Fortunately, because of that tip, the plan was never carried out and the woman was arrested for attempted murder. During the trial, however, you may be surprised to learn that her husband was her biggest cheerleader. He forgave her and then rallied for her sentence to be reduced.
This woman claims her motive for having him killed wasn’t money, but that she thought it would be easier than divorcing him. That way, she said she wouldn’t have to feel the judgment from her family or worry about breaking her husband’s heart. Her thinking is obviously troubling, but it’s amazing to me that her husband still found it in his heart to forgive her, even going as far as saying that she is even more of a godly woman since it all happened than she was before the incident. Despite her husband’s efforts, she was convicted and received a sentence with a minimum of five years and eight months to a maximum of 20 years.
Why is it that a man can forgive his wife after she tried to have him killed but many husbands and wives can’t forgive their spouse for failing to remember to pick up something at the store or speaking harshly in a moment of frustration? Too many marriages are in trouble because couples are failing to forgive one another.
One of the reasons that forgiveness is so hard is because people believe that by forgiving someone, they are condoning their behavior and dismissing everything that happened. That couldn’t be further from the truth. Even though this man has forgiven his wife, it didn’t diminish what happened or prevent this woman from spending time in prison.

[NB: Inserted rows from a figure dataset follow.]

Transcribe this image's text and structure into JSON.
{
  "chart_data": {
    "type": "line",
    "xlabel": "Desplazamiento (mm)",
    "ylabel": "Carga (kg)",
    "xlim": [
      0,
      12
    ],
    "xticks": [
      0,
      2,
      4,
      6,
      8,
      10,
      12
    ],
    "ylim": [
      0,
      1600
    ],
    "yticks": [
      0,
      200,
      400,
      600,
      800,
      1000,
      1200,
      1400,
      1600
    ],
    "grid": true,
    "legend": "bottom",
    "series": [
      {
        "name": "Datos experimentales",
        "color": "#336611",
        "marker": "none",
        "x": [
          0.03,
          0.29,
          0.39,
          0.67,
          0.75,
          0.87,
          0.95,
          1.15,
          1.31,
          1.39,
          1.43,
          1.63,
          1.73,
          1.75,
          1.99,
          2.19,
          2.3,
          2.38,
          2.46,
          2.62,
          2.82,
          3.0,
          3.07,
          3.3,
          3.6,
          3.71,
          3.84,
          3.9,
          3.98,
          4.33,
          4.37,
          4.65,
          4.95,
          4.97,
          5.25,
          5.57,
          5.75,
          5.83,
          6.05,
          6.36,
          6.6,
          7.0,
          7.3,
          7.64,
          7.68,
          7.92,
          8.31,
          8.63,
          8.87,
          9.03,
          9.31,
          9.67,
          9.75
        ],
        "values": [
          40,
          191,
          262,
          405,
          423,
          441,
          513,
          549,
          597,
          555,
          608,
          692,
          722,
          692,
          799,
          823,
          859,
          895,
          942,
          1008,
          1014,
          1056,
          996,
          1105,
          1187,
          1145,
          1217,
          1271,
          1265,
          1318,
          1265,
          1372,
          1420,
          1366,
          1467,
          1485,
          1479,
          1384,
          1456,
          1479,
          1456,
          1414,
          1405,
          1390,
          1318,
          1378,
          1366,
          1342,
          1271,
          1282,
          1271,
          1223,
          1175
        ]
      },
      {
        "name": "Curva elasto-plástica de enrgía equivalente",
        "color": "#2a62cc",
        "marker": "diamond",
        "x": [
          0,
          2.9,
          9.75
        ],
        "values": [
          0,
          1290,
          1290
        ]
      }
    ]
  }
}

When you choose to forgive your spouse (or any other person), you don’t do it for the sake of the other person, you do it for yourself. It actually releases you from the stress that comes from holding a grudge. The other person may feel some sort of relief from your forgiveness, but they still have to live with the consequences of their actions. That means they are most likely reliving the situation in their mind over and over again wishing they’d made a different choice.
A study conducted by a health psychologist at Stanford University in 2002 revealed that “not forgiving” can actually raise your blood pressure, adversely affect your immune function, lead to depression, and cause physical stress to your body.